3. Review and evaluate identified risks
Next, the team will review the collected information and data and evaluate each significant risk identified against the relevant laws, company policy, mitigating controls, and other applicable standards. For multinational organizations specifically, understanding the impact of international standards and laws on these operations is imperative. If needed, subject matter experts and internal or external legal counsel should be consulted in each local jurisdiction to ensure a comprehensive understanding of best practices, the legal framework, and the regulatory environment. Where possible, a formal risk register should be created wherein each significant organizational risk is mapped against the existing or future mitigating control that the organization relies upon. In an effort to streamline this process, a formal organizational risk evaluation matrix or “heat map” should be developed.
4. Document and report findings and recommendations
Finally, the team documents and reports their findings, offering recommendations for the enhancement of the company’s ethics and compliance program. The report should outline each organizational risk profile, the corresponding red flags, and priority risk areas, with the risks ranked according to the likelihood of occurrence and potential severity of impact. The report should also identify any areas that require further assessment and a timetable for updating the risk assessment. Where available, the full report should be presented at periodic and defined meetings of the organization’s board of directors. Otherwise, the general counsel and/or chief compliance officer should be notified of the collective findings and appropriate program enhancement actions and plan.

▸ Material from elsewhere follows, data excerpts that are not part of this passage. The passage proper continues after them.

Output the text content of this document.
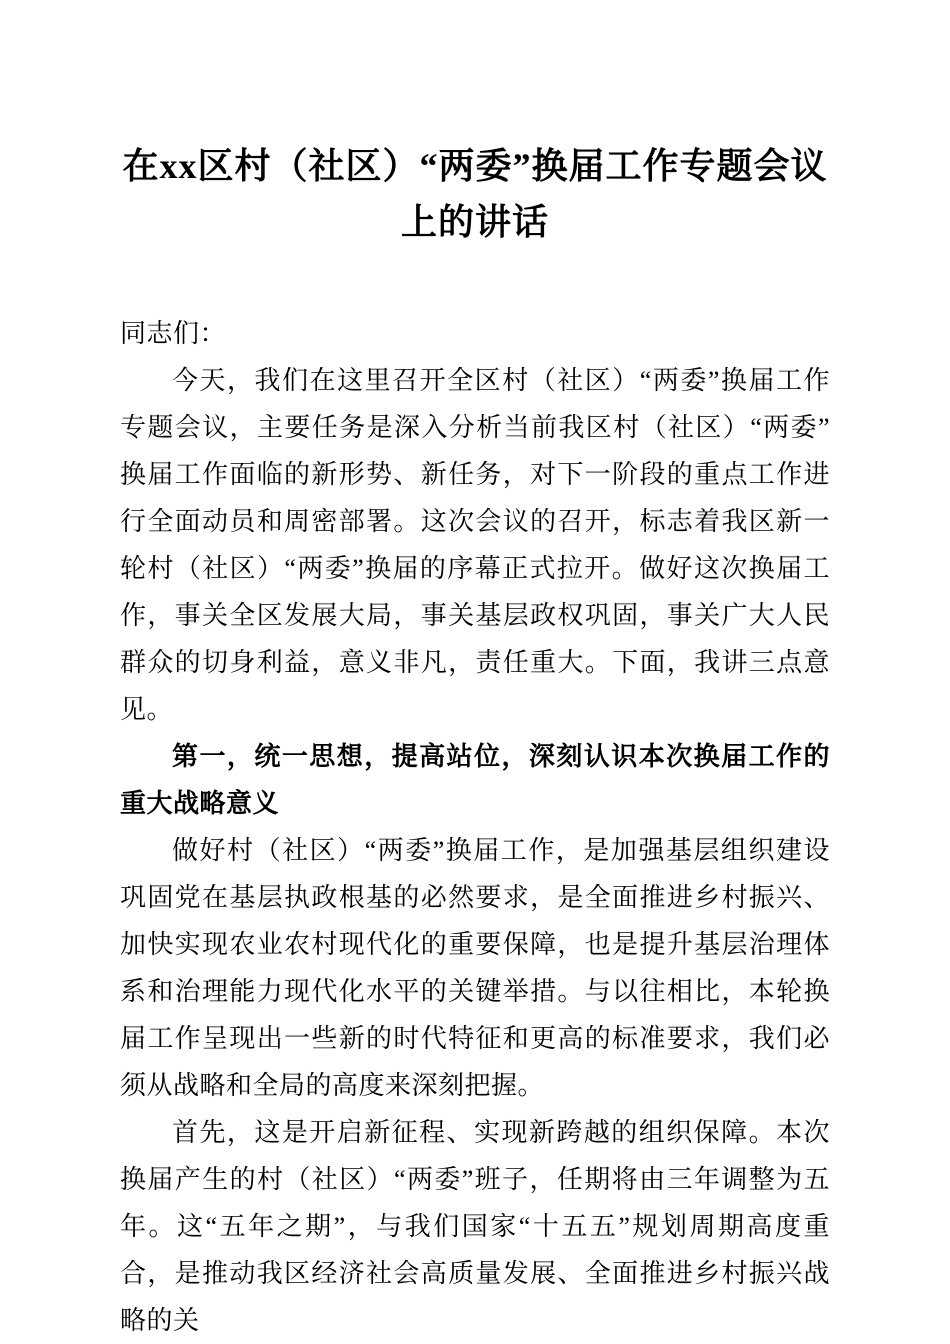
在xx区村（社区）“两委”换届工作专题会议上的讲话

同志们：

今天，我们在这里召开全区村（社区）“两委”换届工作专题会议，主要任务是深入分析当前我区村（社区）“两委”换届工作面临的新形势、新任务，对下一阶段的重点工作进行全面动员和周密部署。这次会议的召开，标志着我区新一轮村（社区）“两委”换届的序幕正式拉开。做好这次换届工作，事关全区发展大局，事关基层政权巩固，事关广大人民群众的切身利益，意义非凡，责任重大。下面，我讲三点意见。

第一，统一思想，提高站位，深刻认识本次换届工作的重大战略意义

做好村（社区）“两委”换届工作，是加强基层组织建设巩固党在基层执政根基的必然要求，是全面推进乡村振兴、加快实现农业农村现代化的重要保障，也是提升基层治理体系和治理能力现代化水平的关键举措。与以往相比，本轮换届工作呈现出一些新的时代特征和更高的标准要求，我们必须从战略和全局的高度来深刻把握。

首先，这是开启新征程、实现新跨越的组织保障。本次换届产生的村（社区）“两委”班子，任期将由三年调整为五年。这“五年之期”，与我们国家“十五五”规划周期高度重合，是推动我区经济社会高质量发展、全面推进乡村振兴战略的关
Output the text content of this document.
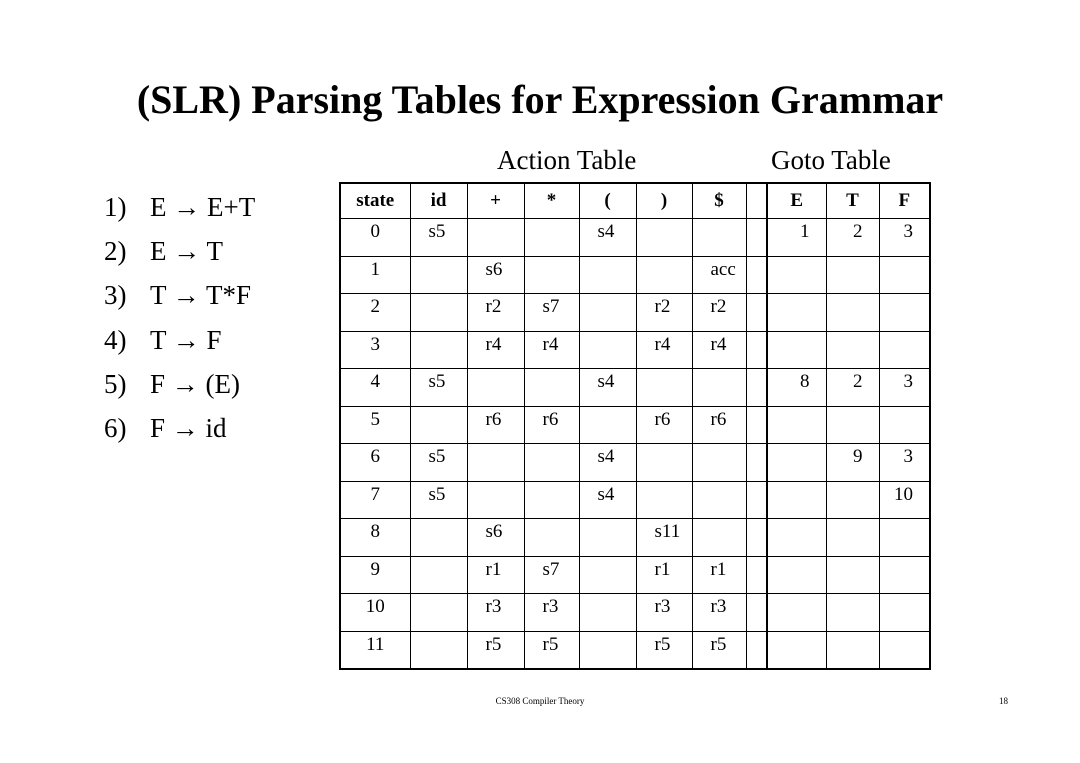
(SLR) Parsing Tables for Expression Grammar
Action Table	Goto Table
1) E → E+T
2) E → T
3) T → T*F
4) T → F
5) F → (E)
6) F → id
state	id	+	*	(	)	$		E	T	F
0	s5			s4				1	2	3
1		s6				acc				
2		r2	s7		r2	r2				
3		r4	r4		r4	r4				
4	s5			s4				8	2	3
5		r6	r6		r6	r6				
6	s5			s4					9	3
7	s5			s4						10
8		s6			s11					
9		r1	s7		r1	r1				
10		r3	r3		r3	r3				
11		r5	r5		r5	r5				
CS308 Compiler Theory	18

If there is anything to take away, it is this: There exists no one-size-fits-all approach to the assessment of risk, nor is there predetermined guidance as to which testing structure and audit schedule work best for your organization. Risk assessments can be complex and burdensome, thus companies should ensure they have the right team, expertise, data analytics resources, and technology in place to support management through the process, audit current programs, provide actionable tactics for mitigating or remediating future risk, and assist with the implementation of an enhanced ethics and compliance program.